AIREDALE Hospital is sending female patients who need breast x-rays to Bradford while it looks for a new radiology specialist.
The Steeton hospital is temporarily moving women who require breast diagnosis to St Luke's Hospital in Bradford as it seeks a replacement for Dr Clive Orgles.
In the meantime the treatment and care of patients with breast related conditions will continue at Airedale.
Due to a shortage of consultants in the field of breast diagnosis, members of the trust board are uncertain as to how long it will take to fill the vacancy.
Chief executive Bob Allen said: "We hope the situation will change and we hope to appoint a consultant of our own but this isn't a speciality that is popular and it's no way guaranteed that we'll be able to recruit.
"Surgeons are travelling to St Luke's and they are bringing pathology specimens back here. It's not ideal, but it's a very reasonable stop-gap measure."
Airedale's medical director Dr Paul Godwin said: "There is no immediate answer to this shortage and we aren't the only trust who can't recruit.
"We are committed to providing the service locally as there are 1,500 women with symptoms of breast diseases each year and we are addressing that and how we can address that in the future.
"We are taking months rather than weeks to get the high quality services we need."
Non-executive director Vanessa Moore asked if a locum consultant could be installed in the post as a temporary measure.
Dr Godwin added that locums specialising in this clinical area just didn't exist.
Mr Allen added: "Great thanks must go to Bradford Hospitals Trust for making our staff welcome and providing a good quality of service."
Dr Godwin also warned members that care levels would suffer unless more doctors were employed throughout the hospital.
He said consultants were already breaching the European Union's Working Time Directive by working more hours than they were contracted for.
And he is concerned about how the trust will fund a potential increase in the number of locum doctors needed to cover consultants who didn't want to work over their allotted hours.

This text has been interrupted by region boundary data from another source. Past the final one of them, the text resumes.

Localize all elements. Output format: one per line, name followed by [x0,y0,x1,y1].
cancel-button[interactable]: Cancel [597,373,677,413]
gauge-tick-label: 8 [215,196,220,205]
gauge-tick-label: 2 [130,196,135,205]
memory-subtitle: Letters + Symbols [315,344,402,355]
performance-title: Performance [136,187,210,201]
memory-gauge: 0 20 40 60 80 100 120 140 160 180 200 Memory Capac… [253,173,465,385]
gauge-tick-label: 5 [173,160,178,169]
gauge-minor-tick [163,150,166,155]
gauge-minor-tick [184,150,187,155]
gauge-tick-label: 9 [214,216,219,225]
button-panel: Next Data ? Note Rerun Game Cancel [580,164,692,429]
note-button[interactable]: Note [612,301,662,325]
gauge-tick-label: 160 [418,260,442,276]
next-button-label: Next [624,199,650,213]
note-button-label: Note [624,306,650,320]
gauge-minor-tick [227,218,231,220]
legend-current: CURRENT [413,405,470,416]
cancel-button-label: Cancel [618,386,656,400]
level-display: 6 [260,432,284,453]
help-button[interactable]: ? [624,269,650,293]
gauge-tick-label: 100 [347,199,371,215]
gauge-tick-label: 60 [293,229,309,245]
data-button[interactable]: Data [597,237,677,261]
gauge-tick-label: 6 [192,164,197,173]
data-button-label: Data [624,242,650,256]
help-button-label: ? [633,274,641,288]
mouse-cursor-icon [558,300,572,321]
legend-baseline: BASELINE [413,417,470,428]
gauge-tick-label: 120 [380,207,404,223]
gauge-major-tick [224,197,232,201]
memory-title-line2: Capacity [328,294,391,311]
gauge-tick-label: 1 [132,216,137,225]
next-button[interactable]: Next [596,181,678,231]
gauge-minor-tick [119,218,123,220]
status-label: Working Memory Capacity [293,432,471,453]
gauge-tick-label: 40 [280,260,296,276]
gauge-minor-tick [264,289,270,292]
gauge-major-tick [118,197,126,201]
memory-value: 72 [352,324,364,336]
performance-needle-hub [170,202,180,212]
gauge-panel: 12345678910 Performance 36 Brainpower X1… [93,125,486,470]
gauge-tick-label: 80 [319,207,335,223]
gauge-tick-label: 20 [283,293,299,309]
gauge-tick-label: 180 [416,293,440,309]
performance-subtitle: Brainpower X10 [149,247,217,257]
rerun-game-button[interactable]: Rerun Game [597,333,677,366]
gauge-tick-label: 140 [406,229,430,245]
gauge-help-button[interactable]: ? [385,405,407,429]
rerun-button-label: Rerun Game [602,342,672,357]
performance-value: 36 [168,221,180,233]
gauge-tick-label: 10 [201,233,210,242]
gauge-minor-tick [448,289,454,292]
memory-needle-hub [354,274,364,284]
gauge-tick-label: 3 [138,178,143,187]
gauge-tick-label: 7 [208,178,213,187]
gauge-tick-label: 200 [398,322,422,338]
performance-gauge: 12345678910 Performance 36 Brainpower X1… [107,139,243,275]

Dr Godwin said: "There aren't enough consultants across the county to fill gaps in the Working Time Directive. It is one thing to introduce legislation and another to work out how you are going to apply it.
"The trust should be aware that we are working with the bare minimum of people. We want to provide quality of care but we do need to employ higher staff levels."
Director of finance Janet Crouch said that since the introduction of the Working Time Directive, the trust had received extra Government cash to pay for holiday entitlements, but not for bringing in extra staff.
She added that the trust was still waiting to see if the Regional Office would approve its plan for a capital to revenue transfer to finance the £750,000 that would ensure the trust did not run a deficit budget.
In addition, Mrs Crouch said the trust was showing an expenditure overspend at the end of May of around £5,000.
She said: "The overspend is largely down to locum costs in surgery and medicine and additional waiting list sessions."